Rivet Industries wins $195M Army contract for next-gen AR soldier goggle, raises $90M total
Sep 5, 2025 with Dave Marra
Key Points
- Rivet Industries wins a $195M U.S. Army contract to build next-generation AR goggles for soldiers, validating demand for rugged mixed-reality hardware in high-stakes military environments.
- The company closes its Series A at $90M total funding from Snowpoint Ventures and Duquesne Capital, just 18 months after launch, with commercial aerospace deals already signed alongside the defense anchor.
- Rivet is running defense and commercial markets in parallel rather than sequentially, betting that if its system survives a 72-hour military mission it works for aerospace manufacturing and industrial workers.
Summary
Rivet Industries builds rugged augmented reality goggles and AI-powered heads-up displays for what CEO Dave Marra calls the half-billion people in the Western world who do hard jobs in hard places — soldiers, aerospace manufacturing workers, utility crews. The company launched roughly 18 months ago and just had a defining week: a signed $195M U.S. Army contract to deliver the next generation of soldier-worn mission command goggles, alongside the close of its Series A, bringing total investment to $90M. Investors include Snowpoint Ventures (Doug Philippone) and Duquesne Capital.
Why now
Marra argues the product could not have been built five years ago. A quarter-trillion dollars of cumulative investment by big tech companies into display optics, miniaturized processors, and mixed-reality supply chains has made the underlying components both capable and competitively priced. The supply chain is hungry, he says, because it was built for mass consumer adoption that never materialized — and Rivet is stepping in as a buyer with a clearly articulated industrial need rather than a technology in search of a problem.

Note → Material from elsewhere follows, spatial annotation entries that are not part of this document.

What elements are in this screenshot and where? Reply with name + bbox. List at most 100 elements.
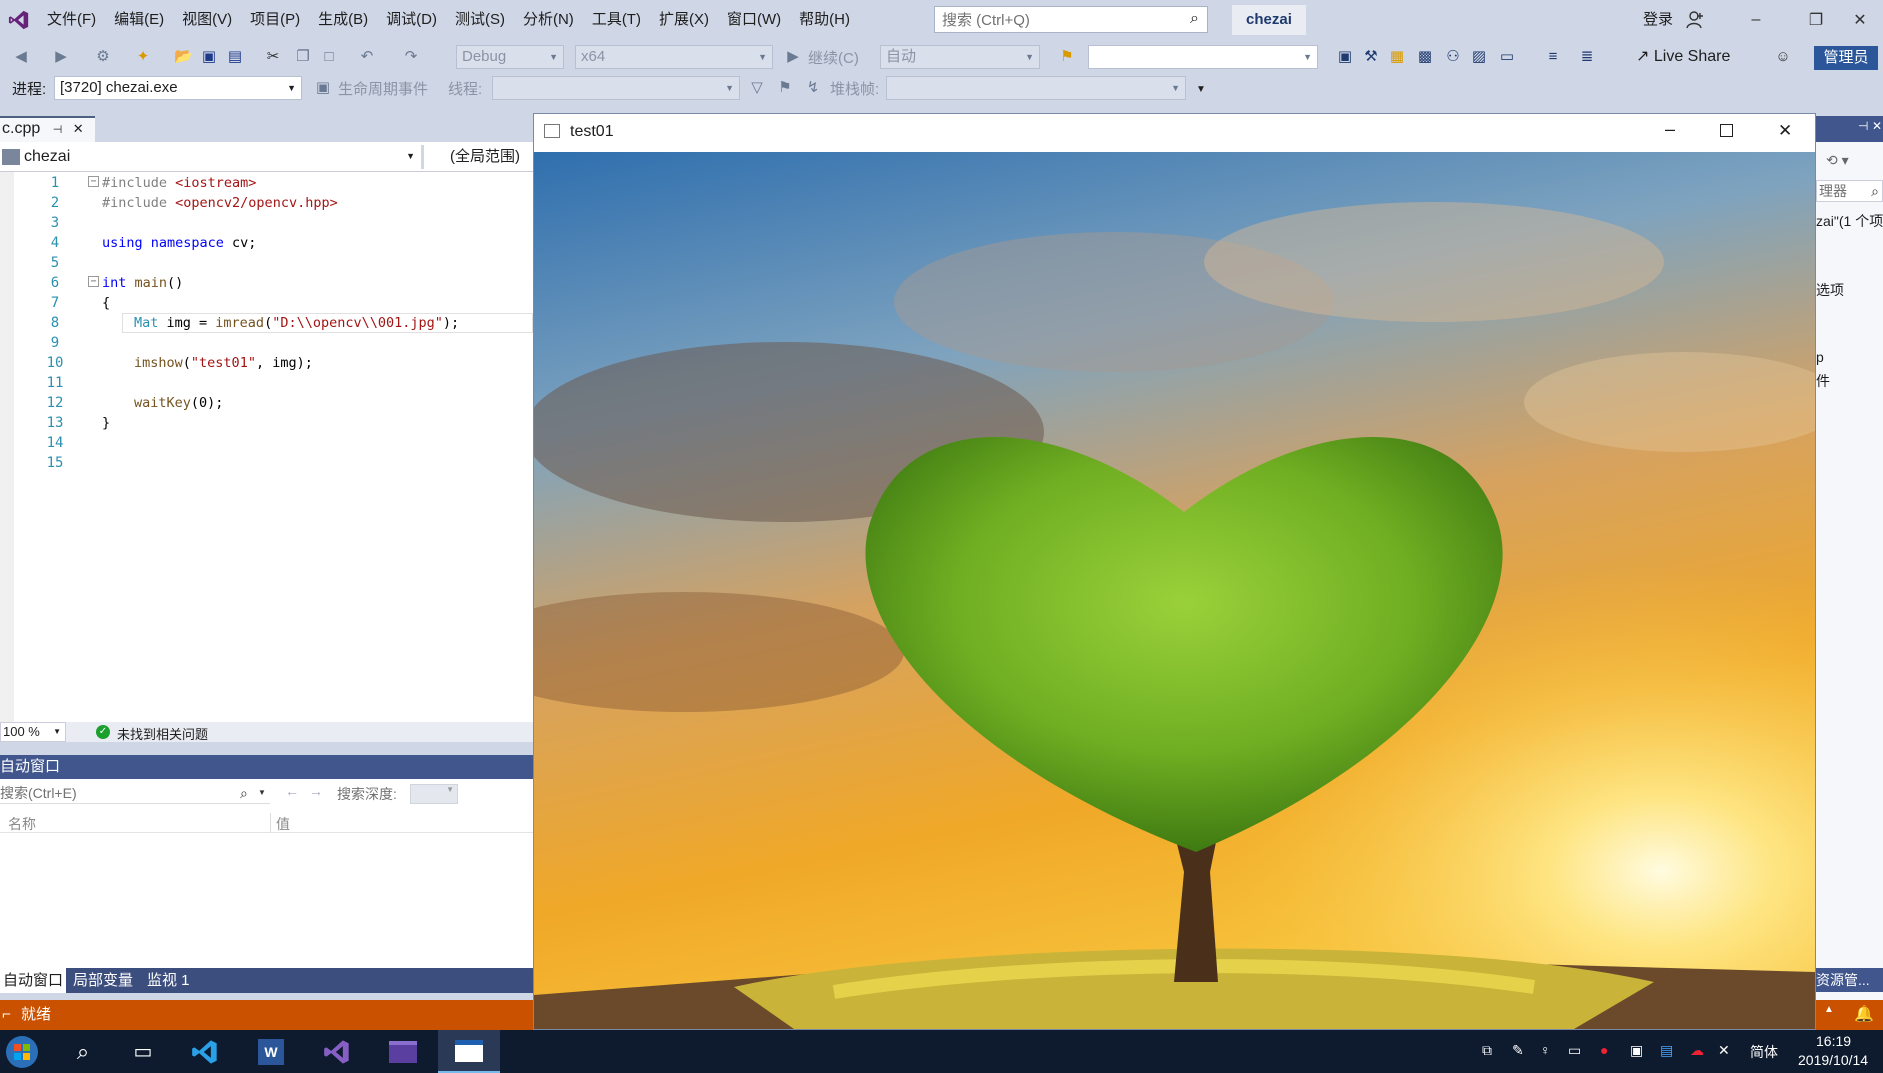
- vscode-taskbar-icon[interactable]: [174, 1030, 236, 1073]
- save-all-icon[interactable]: ▤: [226, 48, 244, 66]
- clock-time[interactable]: 16:19: [1816, 1033, 1851, 1049]
- menu-test[interactable]: 测试(S): [446, 0, 514, 40]
- visual-studio-logo-icon[interactable]: [0, 0, 38, 40]
- layout-icon[interactable]: ≡: [1544, 48, 1562, 66]
- search-input[interactable]: 搜索 (Ctrl+Q) ⌕: [934, 6, 1208, 33]
- p-node-label[interactable]: p: [1816, 349, 1824, 365]
- menu-tools[interactable]: 工具(T): [583, 0, 650, 40]
- pin-icon[interactable]: ⊣: [1858, 119, 1868, 133]
- issues-status[interactable]: 未找到相关问题: [117, 724, 208, 743]
- opencv-window-taskbar-icon[interactable]: [438, 1030, 500, 1073]
- wrench-icon[interactable]: ⚒: [1362, 48, 1380, 66]
- feedback-icon[interactable]: ☺: [1774, 48, 1792, 66]
- admin-badge[interactable]: 管理员: [1814, 46, 1878, 70]
- cut-icon[interactable]: ✂: [264, 48, 282, 66]
- close-window-button[interactable]: ✕: [1837, 0, 1883, 40]
- find-in-files-icon[interactable]: ⚑: [1058, 48, 1076, 66]
- platform-dropdown[interactable]: x64 ▼: [575, 45, 773, 69]
- app-tray-icon[interactable]: ●: [1600, 1042, 1608, 1058]
- flag-thread-icon[interactable]: ⚑: [776, 79, 794, 97]
- redo-icon[interactable]: ↷: [402, 48, 420, 66]
- notifications-icon[interactable]: 🔔: [1854, 1004, 1874, 1024]
- collapse-icon[interactable]: −: [88, 276, 99, 287]
- continue-play-icon[interactable]: ▶: [784, 48, 802, 66]
- opencv-image-window[interactable]: test01 – ✕: [533, 113, 1816, 1030]
- search-back-icon[interactable]: ←: [285, 783, 299, 799]
- tab-autos[interactable]: 自动窗口: [0, 968, 67, 993]
- lifecycle-events-button[interactable]: 生命周期事件: [338, 78, 428, 99]
- search-taskbar-icon[interactable]: ⌕: [52, 1030, 114, 1073]
- auto-dropdown[interactable]: 自动 ▼: [880, 45, 1040, 69]
- scope-dropdown[interactable]: (全局范围): [450, 145, 520, 169]
- autos-search-input[interactable]: 搜索(Ctrl+E) ⌕ ▼: [0, 782, 270, 804]
- column-header-value[interactable]: 值: [276, 814, 290, 834]
- battery-icon[interactable]: ▭: [1568, 1042, 1581, 1059]
- close-panel-icon[interactable]: ✕: [1872, 119, 1882, 133]
- tab-c-cpp[interactable]: c.cpp ⊣ ✕: [0, 116, 95, 142]
- menu-debug[interactable]: 调试(D): [377, 0, 446, 40]
- pen-icon[interactable]: ✎: [1512, 1042, 1524, 1059]
- paste-icon[interactable]: □: [320, 48, 338, 66]
- network-icon[interactable]: ⧉: [1482, 1042, 1492, 1059]
- column-header-name[interactable]: 名称: [8, 814, 36, 834]
- menu-project[interactable]: 项目(P): [241, 0, 309, 40]
- console-taskbar-icon[interactable]: [372, 1030, 434, 1073]
- menu-analyze[interactable]: 分析(N): [514, 0, 583, 40]
- display-icon[interactable]: ▣: [1630, 1042, 1643, 1059]
- user-icon[interactable]: [1686, 10, 1704, 30]
- close-image-window-button[interactable]: ✕: [1778, 121, 1792, 141]
- arrow-up-icon[interactable]: ▲: [1824, 1004, 1834, 1015]
- options-node-label[interactable]: 选项: [1816, 280, 1844, 300]
- menu-window[interactable]: 窗口(W): [718, 0, 790, 40]
- configuration-dropdown[interactable]: Debug ▼: [456, 45, 564, 69]
- menu-file[interactable]: 文件(F): [38, 0, 105, 40]
- tool-6-icon[interactable]: ▨: [1470, 48, 1488, 66]
- new-project-icon[interactable]: ✦: [134, 48, 152, 66]
- menu-extensions[interactable]: 扩展(X): [650, 0, 718, 40]
- terminal-icon[interactable]: ▭: [1498, 48, 1516, 66]
- visual-studio-taskbar-icon[interactable]: [306, 1030, 368, 1073]
- live-share-button[interactable]: ↗ Live Share: [1636, 40, 1730, 73]
- solution-node-label[interactable]: zai"(1 个项: [1816, 211, 1883, 231]
- continue-button[interactable]: 继续(C): [808, 47, 859, 68]
- tool-1-icon[interactable]: ▣: [1336, 48, 1354, 66]
- find-combo[interactable]: ▼: [1088, 45, 1318, 69]
- project-dropdown[interactable]: chezai ▼: [0, 145, 424, 169]
- tab-locals[interactable]: 局部变量: [70, 968, 136, 993]
- login-link[interactable]: 登录: [1643, 0, 1673, 40]
- menu-view[interactable]: 视图(V): [173, 0, 241, 40]
- maximize-image-window-button[interactable]: [1720, 124, 1733, 137]
- solution-search-input[interactable]: 理器 ⌕: [1816, 180, 1883, 202]
- minimize-image-window-button[interactable]: –: [1665, 119, 1675, 140]
- search-depth-dropdown[interactable]: ▼: [410, 784, 458, 804]
- process-dropdown[interactable]: [3720] chezai.exe ▼: [54, 76, 302, 100]
- solution-explorer-icon[interactable]: ⚙: [94, 48, 112, 66]
- tab-solution-explorer[interactable]: 资源管...: [1816, 968, 1883, 992]
- volume-muted-icon[interactable]: ✕: [1718, 1042, 1730, 1059]
- pin-icon[interactable]: ⊣: [53, 124, 63, 136]
- copy-icon[interactable]: ❐: [294, 48, 312, 66]
- filter-icon[interactable]: ▽: [748, 79, 766, 97]
- solution-explorer-titlebar[interactable]: ⊣ ✕: [1816, 116, 1883, 142]
- close-tab-icon[interactable]: ✕: [73, 121, 84, 136]
- search-forward-icon[interactable]: →: [309, 783, 323, 799]
- image-window-titlebar[interactable]: test01 – ✕: [534, 114, 1815, 152]
- navigate-forward-icon[interactable]: ▶: [52, 48, 70, 66]
- team-icon[interactable]: ⚇: [1444, 48, 1462, 66]
- undo-icon[interactable]: ↶: [358, 48, 376, 66]
- tool-3-icon[interactable]: ▦: [1388, 48, 1406, 66]
- thread-dropdown[interactable]: ▼: [492, 76, 740, 100]
- save-icon[interactable]: ▣: [200, 48, 218, 66]
- input-tray-icon[interactable]: ▤: [1660, 1042, 1673, 1059]
- menu-help[interactable]: 帮助(H): [790, 0, 859, 40]
- clock-date[interactable]: 2019/10/14: [1798, 1052, 1868, 1068]
- toolbar-options-icon[interactable]: ▼: [1192, 81, 1210, 99]
- expand-callstack-icon[interactable]: ↯: [804, 79, 822, 97]
- collapse-icon[interactable]: −: [88, 176, 99, 187]
- start-button[interactable]: [0, 1030, 44, 1073]
- menu-build[interactable]: 生成(B): [309, 0, 377, 40]
- cloud-tray-icon[interactable]: ☁: [1690, 1042, 1704, 1059]
- ime-indicator[interactable]: 简体: [1750, 1042, 1778, 1062]
- code-editor[interactable]: 1 2 3 4 5 6 7 8 9 10 11 12 13 14 15 − − #include <iost…: [0, 172, 533, 722]
- open-folder-icon[interactable]: 📂: [174, 48, 193, 66]
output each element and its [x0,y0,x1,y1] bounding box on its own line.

What the product has to do
Marra distills the design requirements to four things the device must get right: comfort for missions lasting up to 72 hours, full ruggedization against shock, dust, water, and percussive forces, regulatory compliance across supply chain and safety standards (ANSI eye protection, ballistics, laser protection), and genuine utility through connected data at the point of need. On SLAM — simultaneous localization and mapping — he argues the right answer is a mix of world-locked, head-locked, and body-locked elements depending on the use case. High-precision spatial tracking matters for tasks like aircraft component installation and quality validation; coarser directional awareness works for navigation. The system needs to support both.
Dual use from day one
Rather than treating defense and commercial markets as sequential bets, Marra is running them in parallel. The Army contract is the anchor, but he says Rivet already has signed scopes of work and execution agreements with some of the largest aerospace manufacturers in the world for both military and commercial flight lines. His logic: if the device works for a paratrooper on a 72-hour airfield seizure — the most constrained, punishing environment possible — it works for everyone else. Six months out of stealth, commercial demand is arriving faster than he originally anticipated.
The $195M Army contract, combined with $90M in total funding and active commercial agreements with major aerospace manufacturers, gives Rivet an unusually strong launch position for a company that did not exist 18 months ago.